If you create a one-pixel-wide (non-even width) horizontal or vertical line, it should snap to a half pixel. Of course, it's the *node* that will be snapped, not the edge of the stroke, so at 100% zoom, the stroke-edge will appear on a pixel boundary, which is exactly what we want to make it look sharp. If it works any other way, can you please post a bug on the issues page:
http://code.google.com/p/pixelsnap/issues/list. Thanks!
Regarding my workflow, perhaps yes it is flawed. But I'm curious to know how I'm supposed to avoid the tedious process I described. I don't use Inkscape for icon design, I use it to design webpages, usually having more than 15 different objects (header image, sidebar box, separating lines, toolbars, etc etc). Sure, if I edit each object meticulously, I can keep it aligned to pixel-boundaries, with care.

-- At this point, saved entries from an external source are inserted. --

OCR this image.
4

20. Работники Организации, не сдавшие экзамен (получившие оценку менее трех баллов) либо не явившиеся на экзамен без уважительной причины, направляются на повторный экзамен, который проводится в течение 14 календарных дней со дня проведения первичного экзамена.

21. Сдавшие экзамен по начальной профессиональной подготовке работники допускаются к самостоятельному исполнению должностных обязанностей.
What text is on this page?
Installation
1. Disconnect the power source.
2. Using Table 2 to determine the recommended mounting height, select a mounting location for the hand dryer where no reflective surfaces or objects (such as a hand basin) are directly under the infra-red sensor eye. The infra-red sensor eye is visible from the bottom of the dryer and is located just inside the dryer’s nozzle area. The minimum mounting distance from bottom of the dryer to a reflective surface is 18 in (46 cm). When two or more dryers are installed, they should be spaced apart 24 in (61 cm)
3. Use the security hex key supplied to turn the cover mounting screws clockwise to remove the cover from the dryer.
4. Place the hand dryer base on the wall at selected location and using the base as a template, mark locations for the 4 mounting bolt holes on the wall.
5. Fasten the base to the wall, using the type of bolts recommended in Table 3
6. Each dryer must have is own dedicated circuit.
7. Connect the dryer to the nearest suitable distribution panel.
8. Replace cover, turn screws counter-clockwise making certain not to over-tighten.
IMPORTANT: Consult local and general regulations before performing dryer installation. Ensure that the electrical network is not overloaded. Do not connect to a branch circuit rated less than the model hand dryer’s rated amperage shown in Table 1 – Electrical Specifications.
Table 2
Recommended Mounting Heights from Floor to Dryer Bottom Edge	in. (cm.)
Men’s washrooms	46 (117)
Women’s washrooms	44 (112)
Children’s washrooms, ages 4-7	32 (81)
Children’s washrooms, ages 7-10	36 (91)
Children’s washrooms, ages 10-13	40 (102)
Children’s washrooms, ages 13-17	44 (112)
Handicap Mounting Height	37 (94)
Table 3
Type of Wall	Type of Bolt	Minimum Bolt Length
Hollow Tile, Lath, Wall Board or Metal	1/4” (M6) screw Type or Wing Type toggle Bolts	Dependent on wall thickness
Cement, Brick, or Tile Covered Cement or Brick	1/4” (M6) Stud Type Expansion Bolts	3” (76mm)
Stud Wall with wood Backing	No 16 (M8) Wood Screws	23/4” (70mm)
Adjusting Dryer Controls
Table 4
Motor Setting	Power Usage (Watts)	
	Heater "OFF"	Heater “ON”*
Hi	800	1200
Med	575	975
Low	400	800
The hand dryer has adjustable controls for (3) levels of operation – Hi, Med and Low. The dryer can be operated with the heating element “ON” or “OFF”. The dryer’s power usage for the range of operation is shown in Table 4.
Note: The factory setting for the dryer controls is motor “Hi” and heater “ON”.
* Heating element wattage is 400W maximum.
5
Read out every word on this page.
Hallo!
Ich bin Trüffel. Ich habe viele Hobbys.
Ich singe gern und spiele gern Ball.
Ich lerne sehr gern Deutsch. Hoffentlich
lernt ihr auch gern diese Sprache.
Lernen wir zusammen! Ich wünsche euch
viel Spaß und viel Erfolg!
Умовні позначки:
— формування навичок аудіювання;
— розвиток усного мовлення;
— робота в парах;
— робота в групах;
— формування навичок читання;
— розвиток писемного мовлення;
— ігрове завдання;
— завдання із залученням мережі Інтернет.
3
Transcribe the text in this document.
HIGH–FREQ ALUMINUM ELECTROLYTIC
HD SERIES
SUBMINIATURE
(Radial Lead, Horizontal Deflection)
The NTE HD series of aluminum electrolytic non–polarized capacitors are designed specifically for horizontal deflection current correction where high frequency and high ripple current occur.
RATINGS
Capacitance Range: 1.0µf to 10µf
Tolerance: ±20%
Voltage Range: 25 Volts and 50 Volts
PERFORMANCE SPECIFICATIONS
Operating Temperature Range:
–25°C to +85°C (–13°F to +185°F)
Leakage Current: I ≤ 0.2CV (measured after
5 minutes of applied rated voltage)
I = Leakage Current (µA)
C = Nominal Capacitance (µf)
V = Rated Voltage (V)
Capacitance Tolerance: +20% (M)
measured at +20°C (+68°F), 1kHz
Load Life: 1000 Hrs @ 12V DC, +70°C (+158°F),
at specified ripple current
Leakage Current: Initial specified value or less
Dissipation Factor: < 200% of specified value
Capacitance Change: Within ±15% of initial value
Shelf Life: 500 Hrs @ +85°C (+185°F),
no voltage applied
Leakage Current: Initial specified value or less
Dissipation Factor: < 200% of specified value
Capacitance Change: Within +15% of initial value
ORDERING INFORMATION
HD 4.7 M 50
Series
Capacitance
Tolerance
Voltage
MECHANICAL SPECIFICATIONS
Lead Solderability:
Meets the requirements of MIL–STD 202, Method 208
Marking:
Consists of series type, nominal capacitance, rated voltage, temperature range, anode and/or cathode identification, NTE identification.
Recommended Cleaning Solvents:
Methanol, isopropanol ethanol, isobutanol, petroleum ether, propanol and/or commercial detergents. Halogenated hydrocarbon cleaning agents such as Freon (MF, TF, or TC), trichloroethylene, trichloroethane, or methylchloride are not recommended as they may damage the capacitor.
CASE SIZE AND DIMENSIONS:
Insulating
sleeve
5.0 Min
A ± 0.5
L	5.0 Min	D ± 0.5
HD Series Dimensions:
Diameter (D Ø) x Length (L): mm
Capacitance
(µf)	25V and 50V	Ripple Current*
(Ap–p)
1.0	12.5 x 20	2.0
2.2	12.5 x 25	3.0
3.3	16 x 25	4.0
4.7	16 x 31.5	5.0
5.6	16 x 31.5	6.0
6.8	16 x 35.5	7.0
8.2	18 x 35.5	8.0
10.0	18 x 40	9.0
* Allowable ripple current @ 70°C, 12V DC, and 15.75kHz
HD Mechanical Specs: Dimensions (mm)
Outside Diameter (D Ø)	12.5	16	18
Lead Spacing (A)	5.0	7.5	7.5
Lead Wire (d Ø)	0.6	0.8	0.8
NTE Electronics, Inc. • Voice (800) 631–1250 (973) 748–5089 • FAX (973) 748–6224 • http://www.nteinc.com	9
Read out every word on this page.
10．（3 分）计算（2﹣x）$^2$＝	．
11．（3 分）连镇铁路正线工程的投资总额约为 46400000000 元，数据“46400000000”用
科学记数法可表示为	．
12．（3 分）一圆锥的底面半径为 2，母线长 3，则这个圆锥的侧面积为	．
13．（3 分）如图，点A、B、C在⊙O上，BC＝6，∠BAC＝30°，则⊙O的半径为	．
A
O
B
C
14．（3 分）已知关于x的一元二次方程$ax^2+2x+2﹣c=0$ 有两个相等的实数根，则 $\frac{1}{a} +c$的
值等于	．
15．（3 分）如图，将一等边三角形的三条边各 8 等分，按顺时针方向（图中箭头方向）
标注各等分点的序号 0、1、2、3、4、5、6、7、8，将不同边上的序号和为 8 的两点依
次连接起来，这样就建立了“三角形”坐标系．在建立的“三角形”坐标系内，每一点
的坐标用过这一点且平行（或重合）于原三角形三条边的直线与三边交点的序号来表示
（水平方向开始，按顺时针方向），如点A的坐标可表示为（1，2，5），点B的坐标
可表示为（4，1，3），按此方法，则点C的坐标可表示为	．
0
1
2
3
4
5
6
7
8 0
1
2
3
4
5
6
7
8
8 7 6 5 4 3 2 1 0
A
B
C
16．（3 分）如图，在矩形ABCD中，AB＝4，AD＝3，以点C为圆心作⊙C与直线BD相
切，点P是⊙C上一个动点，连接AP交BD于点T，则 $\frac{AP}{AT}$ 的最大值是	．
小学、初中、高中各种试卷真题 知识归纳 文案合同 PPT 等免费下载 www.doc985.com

But that's only one of the ways I use Inkscape. Say, for example, I have 3 pixel-perfect rectangles, grouped (for some reason I'm liking rectangles that day). Then I decide "these rectangles are awesome, but the whole cluster needs to be 50% bigger". So I use Inkscape's very useful stretch arrows, with the Ctrl-key held down to keep it proportional, and make it 50% bigger. Suddenly, even if I've got grids turned on:
1) the stroke width is 1.5 pixels wide, if I've selected the "Resize affects stroke-widths" button
2) the height & width of the rectangles is very likely a non-integer number
3) the x,y position of the rectangles is very likely a non-integer number
This is a very common scenario, and I don't see how it's using Inkscape wrongly in any way, and I don't know of any tools that Inkscape provides to avoid having to tediously edit each rectangle.
Very interested in your opinion, though! Sounds like you know what you're doing.